Minimize the Effects of Travel

Whether you are a business professional flying a distance for meetings, a recreational athlete leaving for an active week-long vacation, or a Team BC athlete leaving to compete at the Canada Games, there are a few things you can do to minimize the effects of travel. Whether you are traveling inside BC or outside the province, it is very important to adapt to your new location as soon as possible.

If you follow the recommendations provided, you can minimize the effects of what is commonly referred to as 'jet lag' and maximize adaptation to your new environment.

Jet lag refers to the effects of rapid trans-meridian travel and includes fatigue, bowel disturbances, and poor sleep. It is often difficult to distinguish from jet stress, which is attributed to the dehydrating effect of air travel, pressurized cabins, diet, lack of space and noise.

Jet Stress

1. Dehydration. The atmosphere in an aircraft is very dry, which results in drying of the nasal passages. Drink—but make it water. Rehydration, drinking enough water to make you go to the bathroom every two hours, helps. Drinking hot fluids really helps. Coffee will make you go to the bathroom more often, but does not actually dehydrate you. Coffee does however confuse the internal clock. Consider using one of the moistening nasal sprays, but be careful about ‘contagion’ (see below). If you have nasal allergies, or any form of asthma so that you take steroid sprays, treat yourself with the spray before you get on the airplane even if you have no symptoms.

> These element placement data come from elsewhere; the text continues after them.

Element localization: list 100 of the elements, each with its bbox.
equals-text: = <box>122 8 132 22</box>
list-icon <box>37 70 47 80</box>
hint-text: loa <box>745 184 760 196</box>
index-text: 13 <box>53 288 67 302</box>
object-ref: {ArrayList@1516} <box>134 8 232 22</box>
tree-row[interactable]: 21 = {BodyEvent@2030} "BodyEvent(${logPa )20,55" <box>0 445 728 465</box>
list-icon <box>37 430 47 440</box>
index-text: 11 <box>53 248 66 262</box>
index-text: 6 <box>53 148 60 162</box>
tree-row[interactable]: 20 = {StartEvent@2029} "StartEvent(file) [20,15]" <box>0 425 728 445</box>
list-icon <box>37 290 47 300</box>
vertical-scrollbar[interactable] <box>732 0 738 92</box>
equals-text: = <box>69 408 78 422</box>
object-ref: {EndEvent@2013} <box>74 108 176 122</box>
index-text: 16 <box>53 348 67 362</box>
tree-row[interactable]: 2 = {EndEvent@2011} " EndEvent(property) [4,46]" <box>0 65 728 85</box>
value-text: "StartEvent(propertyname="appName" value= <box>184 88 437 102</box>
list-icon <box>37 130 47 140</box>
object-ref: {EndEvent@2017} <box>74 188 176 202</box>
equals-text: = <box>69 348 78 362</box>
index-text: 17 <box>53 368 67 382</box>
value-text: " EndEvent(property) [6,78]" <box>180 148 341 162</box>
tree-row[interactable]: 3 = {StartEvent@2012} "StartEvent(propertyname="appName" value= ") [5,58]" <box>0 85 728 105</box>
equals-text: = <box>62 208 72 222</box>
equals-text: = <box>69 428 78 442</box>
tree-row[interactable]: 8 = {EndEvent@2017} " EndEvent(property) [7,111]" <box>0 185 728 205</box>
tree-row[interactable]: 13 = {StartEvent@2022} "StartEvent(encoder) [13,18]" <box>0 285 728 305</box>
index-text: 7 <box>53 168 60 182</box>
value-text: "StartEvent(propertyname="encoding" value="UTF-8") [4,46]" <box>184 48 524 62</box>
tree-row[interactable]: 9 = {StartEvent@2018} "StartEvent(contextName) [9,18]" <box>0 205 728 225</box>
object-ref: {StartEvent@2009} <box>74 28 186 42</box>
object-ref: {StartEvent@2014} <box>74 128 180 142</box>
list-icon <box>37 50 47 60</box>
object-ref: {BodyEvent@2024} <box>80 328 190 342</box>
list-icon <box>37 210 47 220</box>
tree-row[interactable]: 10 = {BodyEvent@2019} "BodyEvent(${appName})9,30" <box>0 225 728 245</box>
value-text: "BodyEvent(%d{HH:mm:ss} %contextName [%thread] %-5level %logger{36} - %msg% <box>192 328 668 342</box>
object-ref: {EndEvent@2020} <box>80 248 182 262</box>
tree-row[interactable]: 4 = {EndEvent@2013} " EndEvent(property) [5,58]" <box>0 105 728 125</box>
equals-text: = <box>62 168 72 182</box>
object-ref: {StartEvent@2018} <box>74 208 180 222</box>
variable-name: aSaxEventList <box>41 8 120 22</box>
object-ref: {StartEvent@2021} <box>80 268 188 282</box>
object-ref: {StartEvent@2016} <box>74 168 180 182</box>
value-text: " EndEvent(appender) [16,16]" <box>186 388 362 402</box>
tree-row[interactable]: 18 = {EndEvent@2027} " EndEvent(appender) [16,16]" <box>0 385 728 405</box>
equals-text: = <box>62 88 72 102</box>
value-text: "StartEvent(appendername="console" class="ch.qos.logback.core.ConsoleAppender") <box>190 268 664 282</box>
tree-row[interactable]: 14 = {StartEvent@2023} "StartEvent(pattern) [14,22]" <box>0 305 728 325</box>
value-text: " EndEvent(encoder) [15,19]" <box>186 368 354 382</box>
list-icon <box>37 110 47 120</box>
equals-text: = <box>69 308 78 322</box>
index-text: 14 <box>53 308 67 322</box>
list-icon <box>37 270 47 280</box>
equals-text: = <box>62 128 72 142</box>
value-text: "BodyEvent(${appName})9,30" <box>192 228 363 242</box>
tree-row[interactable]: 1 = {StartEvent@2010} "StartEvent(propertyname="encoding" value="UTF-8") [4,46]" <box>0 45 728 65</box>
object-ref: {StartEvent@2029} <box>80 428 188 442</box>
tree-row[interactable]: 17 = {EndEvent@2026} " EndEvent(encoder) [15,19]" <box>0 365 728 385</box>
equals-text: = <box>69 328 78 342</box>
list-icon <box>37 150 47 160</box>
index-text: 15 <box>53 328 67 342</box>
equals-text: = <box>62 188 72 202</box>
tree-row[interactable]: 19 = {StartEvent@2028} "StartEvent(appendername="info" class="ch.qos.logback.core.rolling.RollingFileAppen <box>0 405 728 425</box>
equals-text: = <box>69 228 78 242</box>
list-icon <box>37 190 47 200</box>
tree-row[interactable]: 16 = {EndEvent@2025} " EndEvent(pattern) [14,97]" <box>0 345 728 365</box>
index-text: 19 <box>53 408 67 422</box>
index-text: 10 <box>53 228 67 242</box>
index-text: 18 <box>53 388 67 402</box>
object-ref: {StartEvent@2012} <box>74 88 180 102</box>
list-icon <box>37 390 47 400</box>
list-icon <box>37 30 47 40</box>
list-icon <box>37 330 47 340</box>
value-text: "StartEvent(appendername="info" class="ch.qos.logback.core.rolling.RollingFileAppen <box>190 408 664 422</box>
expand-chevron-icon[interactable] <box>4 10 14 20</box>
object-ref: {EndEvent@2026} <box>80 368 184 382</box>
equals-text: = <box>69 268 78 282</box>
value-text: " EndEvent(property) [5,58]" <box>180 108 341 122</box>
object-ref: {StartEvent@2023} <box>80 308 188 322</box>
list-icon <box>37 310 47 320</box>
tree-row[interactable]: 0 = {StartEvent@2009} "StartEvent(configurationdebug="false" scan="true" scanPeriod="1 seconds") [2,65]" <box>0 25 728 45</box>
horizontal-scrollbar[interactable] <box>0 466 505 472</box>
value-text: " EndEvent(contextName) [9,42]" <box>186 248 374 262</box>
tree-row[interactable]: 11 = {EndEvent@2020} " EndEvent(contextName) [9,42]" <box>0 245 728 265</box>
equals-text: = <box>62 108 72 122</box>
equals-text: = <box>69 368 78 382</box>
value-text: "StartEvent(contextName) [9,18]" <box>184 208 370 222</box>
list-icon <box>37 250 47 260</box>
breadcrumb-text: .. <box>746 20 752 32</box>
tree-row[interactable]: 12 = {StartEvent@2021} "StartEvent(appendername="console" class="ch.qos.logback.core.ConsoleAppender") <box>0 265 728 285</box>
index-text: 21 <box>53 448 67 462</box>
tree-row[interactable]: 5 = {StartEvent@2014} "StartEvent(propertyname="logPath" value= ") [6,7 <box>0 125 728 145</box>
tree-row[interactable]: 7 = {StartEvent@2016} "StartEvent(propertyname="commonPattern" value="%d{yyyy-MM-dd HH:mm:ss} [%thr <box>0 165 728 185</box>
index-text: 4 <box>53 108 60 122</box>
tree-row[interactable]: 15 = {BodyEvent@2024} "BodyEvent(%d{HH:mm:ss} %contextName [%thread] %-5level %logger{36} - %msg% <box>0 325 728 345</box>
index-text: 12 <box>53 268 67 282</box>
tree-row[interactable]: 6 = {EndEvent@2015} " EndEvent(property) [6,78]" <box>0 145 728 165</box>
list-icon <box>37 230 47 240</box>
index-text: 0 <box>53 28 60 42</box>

2. Contagion. Many people in the aircraft have colds and flues. These can be transmitted to you and are usually spread by hand to mouth contact. Avoid putting your hand to your face and touching your mouth or nose as much as possible. Wearing a surgical mask will certainly protect you from touching your mouth or nose, and although it may look a bit weird, it does reduce the risk of contagion.

3. Food. Airplane food tends to have a high fat content. This results in the food staying in the stomach for longer periods of time, particularly if you have been used to a lower fat diet. This can confuse the body clock.

4. Immobility. In an aircraft you are often sitting for long periods, which can contribute to muscle stiffness, especially if you have trained just before getting on the plane. Try to frequently move about the cabin and perform stretching exercises in your seat. Stand beside your seat and do three sets of 10 toe lifts. The seats are not designed to support your back, so put a pillow in the small of your back. Lastly, do not sit with your legs crossed – this will only further restrict your circulation.

Jet Lag

1. Biorhythms. Every body has an internal clock, and jet lag occurs when the body has to adjust to a different setting of the clock. Your body seems to work best if it has a regular rhythm, and you awaken, eat, train, and sleep at relatively the same times each day. One of the reasons that you might feel groggy after sleeping in on the weekend is that you are actually causing a form of jet lag in that you are making your body adjust to a different time zone—the weekend time zone! In these cases one good night of rest will usually get you back on track, however, it is not uncommon for young athletes to get stale as a result of not having a regular schedule. You will adjust better to a new time zone if you are already on a regular schedule. For the three weeks before travel, try getting up the same time each day, eating four meals a day at regular times, training at the same time, and taking a break on the weekends. For one week before traveling, try and be very consistent without sleeping in.  As soon as you are on the airplane, set your watch for your destination time, and stick to that schedule during the flight.

2. Waking time. For some reason, wake up time is more important in setting the internal clock than bed time (of course, going to bed late is going to make you tired because of lack of sleep). Light also triggers the internal clock setting, so immediately after getting up, go outside and get sun on your face. If there is no sun, fresh air will do.The nerves supplying the face drive an important activating and arousal system in the brain, so stimulate your face in the morning.

3. Meal times. Meal times are also important triggers of the internal clock. High carbohydrate meals spend less time in the stomach, so may be stronger timing triggers than high fat meals that spend a long time in the stomach. Four meals a day are best.

4. Exercise times. Training times also act as triggers for the clock. Try as much as possible to adjust your training times to coincide with your competition times, especially if you are going to be competing at an unusual time of the day for you.

5. Other stimuli. Avoid situations that confuse your internal clock, like drinking coffee at times other than when you are used to it. Do not nap during the first few days, as this will be confusing to your clock. No matter how tired you are that first day, remember that one good night’s sleep will completely refresh you, so try to be tired when you go to bed.